If you’re one of the unfortunate few that listened to the Republicans and conservative media 24 hours a day, 7 days a week, you’ll be scratching your head wondering why Obamacare is working. And you’ll be wondering why the prices haven’t skyrocketed, crashing the economy and bringing the nation to its knees. And for some of you walking around with no insurance because you drank the Republican Kool-aid about Obamacare, you are probably scratching your head and kicking yourself now.
Well, don’t kick too hard. Remember, you have no insurance.
For the other millions who were smart enough to buy into Obamacare, here’s more good news. Rates are falling more than was anticipated.

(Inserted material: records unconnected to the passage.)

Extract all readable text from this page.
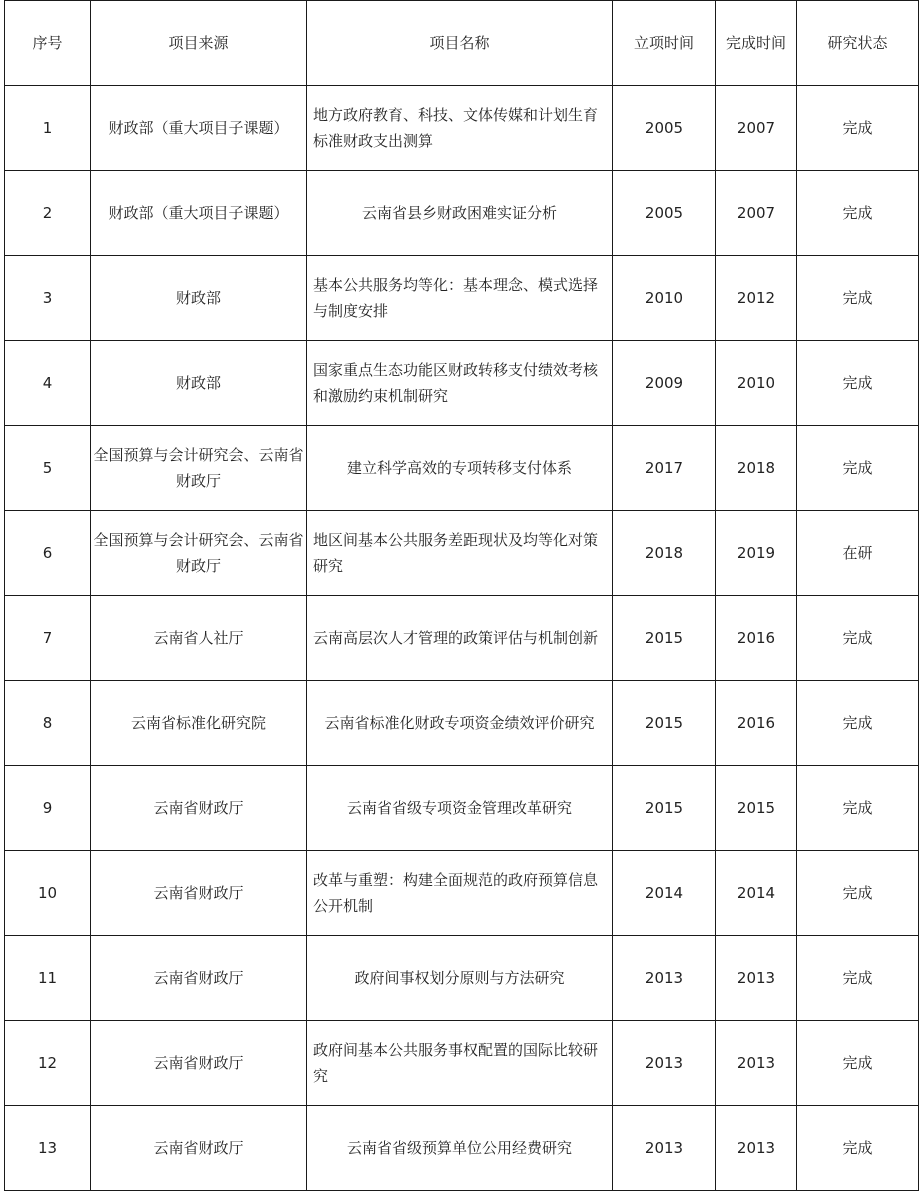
序号	项目来源	项目名称	立项时间	完成时间	研究状态
1	财政部（重大项目子课题）	地方政府教育、科技、文体传媒和计划生育标准财政支出测算	2005	2007	完成
2	财政部（重大项目子课题）	云南省县乡财政困难实证分析	2005	2007	完成
3	财政部	基本公共服务均等化：基本理念、模式选择与制度安排	2010	2012	完成
4	财政部	国家重点生态功能区财政转移支付绩效考核和激励约束机制研究	2009	2010	完成
5	全国预算与会计研究会、云南省财政厅	建立科学高效的专项转移支付体系	2017	2018	完成
6	全国预算与会计研究会、云南省财政厅	地区间基本公共服务差距现状及均等化对策研究	2018	2019	在研
7	云南省人社厅	云南高层次人才管理的政策评估与机制创新	2015	2016	完成
8	云南省标准化研究院	云南省标准化财政专项资金绩效评价研究	2015	2016	完成
9	云南省财政厅	云南省省级专项资金管理改革研究	2015	2015	完成
10	云南省财政厅	改革与重塑：构建全面规范的政府预算信息公开机制	2014	2014	完成
11	云南省财政厅	政府间事权划分原则与方法研究	2013	2013	完成
12	云南省财政厅	政府间基本公共服务事权配置的国际比较研究	2013	2013	完成
13	云南省财政厅	云南省省级预算单位公用经费研究	2013	2013	完成
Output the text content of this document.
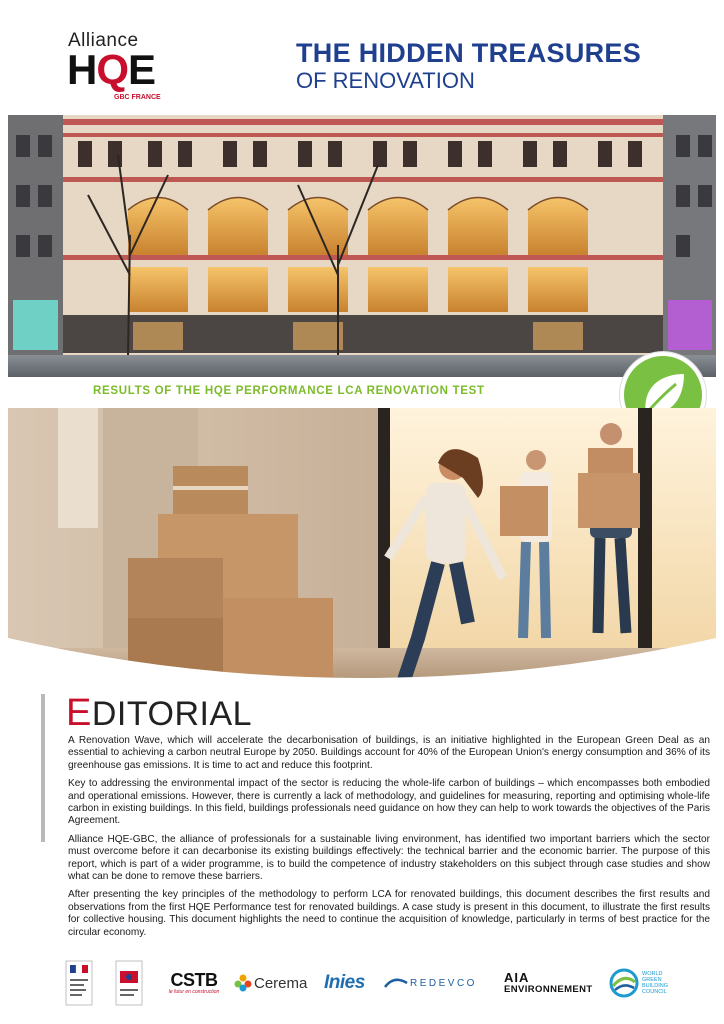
Alliance
HQE
GBC FRANCE
THE HIDDEN TREASURES
OF RENOVATION
RESULTS OF THE HQE PERFORMANCE LCA RENOVATION TEST
EDITORIAL

A Renovation Wave, which will accelerate the decarbonisation of buildings, is an initiative highlighted in the European Green Deal as an essential to achieving a carbon neutral Europe by 2050. Buildings account for 40% of the European Union's energy consumption and 36% of its greenhouse gas emissions. It is time to act and reduce this footprint.

Key to addressing the environmental impact of the sector is reducing the whole-life carbon of buildings – which encompasses both embodied and operational emissions. However, there is currently a lack of methodology, and guidelines for measuring, reporting and optimising whole-life carbon in existing buildings. In this field, buildings professionals need guidance on how they can help to work towards the objectives of the Paris Agreement.

Alliance HQE-GBC, the alliance of professionals for a sustainable living environment, has identified two important barriers which the sector must overcome before it can decarbonise its existing buildings effectively: the technical barrier and the economic barrier. The purpose of this report, which is part of a wider programme, is to build the competence of industry stakeholders on this subject through case studies and show what can be done to remove these barriers.

After presenting the key principles of the methodology to perform LCA for renovated buildings, this document describes the first results and observations from the first HQE Performance test for renovated buildings. A case study is present in this document, to illustrate the first results for collective housing. This document highlights the need to continue the acquisition of knowledge, particularly in terms of best practice for the circular economy.

CSTB
le futur en construction
Cerema Inies	REDEVCO AIA
ENVIRONNEMENT
WORLD
GREEN
BUILDING
COUNCIL
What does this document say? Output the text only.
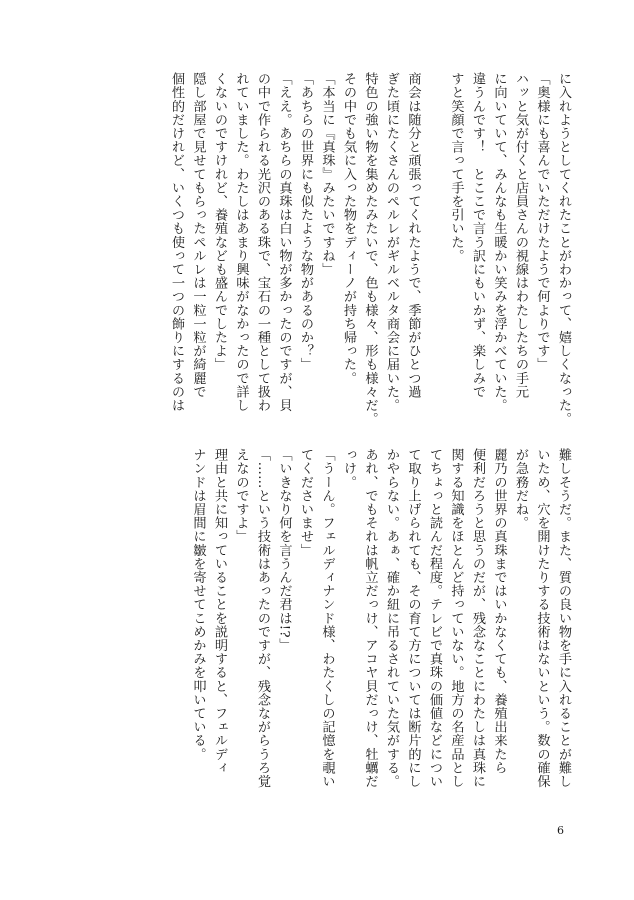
に入れようとしてくれたことがわかって、嬉しくなった。
「奥様にも喜んでいただけたようで何よりです」
ハッと気が付くと店員さんの視線はわたしたちの手元
に向いていて、みんなも生暖かい笑みを浮かべていた。
違うんです！　とここで言う訳にもいかず、楽しみで
すと笑顔で言って手を引いた。
商会は随分と頑張ってくれたようで、季節がひとつ過
ぎた頃にたくさんのペルレがギルベルタ商会に届いた。
特色の強い物を集めたみたいで、色も様々、形も様々だ。
その中でも気に入った物をディーノが持ち帰った。
「本当に『真珠』みたいですね」
「あちらの世界にも似たような物があるのか？」
「ええ。あちらの真珠は白い物が多かったのですが、貝
の中で作られる光沢のある珠で、宝石の一種として扱わ
れていました。わたしはあまり興味がなかったので詳し
くないのですけれど、養殖なども盛んでしたよ」
隠し部屋で見せてもらったペルレは一粒一粒が綺麗で
個性的だけれど、いくつも使って一つの飾りにするのは
難しそうだ。また、質の良い物を手に入れることが難し
いため、穴を開けたりする技術はないという。数の確保
が急務だね。
麗乃の世界の真珠まではいかなくても、養殖出来たら
便利だろうと思うのだが、残念なことにわたしは真珠に
関する知識をほとんど持っていない。地方の名産品とし
てちょっと読んだ程度。テレビで真珠の価値などについ
て取り上げられても、その育て方については断片的にし
かやらない。あぁ、確か紐に吊るされていた気がする。
あれ、でもそれは帆立だっけ、アコヤ貝だっけ、牡蠣だ
っけ。
「うーん。フェルディナンド様、わたくしの記憶を覗い
てくださいませ」
「いきなり何を言うんだ君は!?」
「……という技術はあったのですが、残念ながらうろ覚
えなのですよ」
理由と共に知っていることを説明すると、フェルディ
ナンドは眉間に皺を寄せてこめかみを叩いている。
6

A new report from the Kaiser Family Foundation finds that in seven major cities that have released data on 2015 premiums, the price of the benchmark Obamacare plan — the second-cheapest silver plan, which the federal government uses to calculate subsidies — is falling.
Yes, falling.
“Falling” is not a word that people associate with health-insurance premiums. They tend to rise as regularly as the morning sun. And, to be fair, the Kaiser Family Foundation is only looking at 16 cities in 15 states and the District of Columbia, and the drop they record is, on average, a modest 0.8 percent (though this is the same methodology they used in 2014, and to good results). But this data, though preliminary, is the best data we have — and it shows that Obamacare is doing a better job holding down costs than anyone seriously predicted, including Kaiser’s researchers.
“I expected premium growth to be modest in most of the country,” Larry Levitt, a co-author of the report, told Vox’s Sarah Kliff. “But what we saw were some decreases instead.”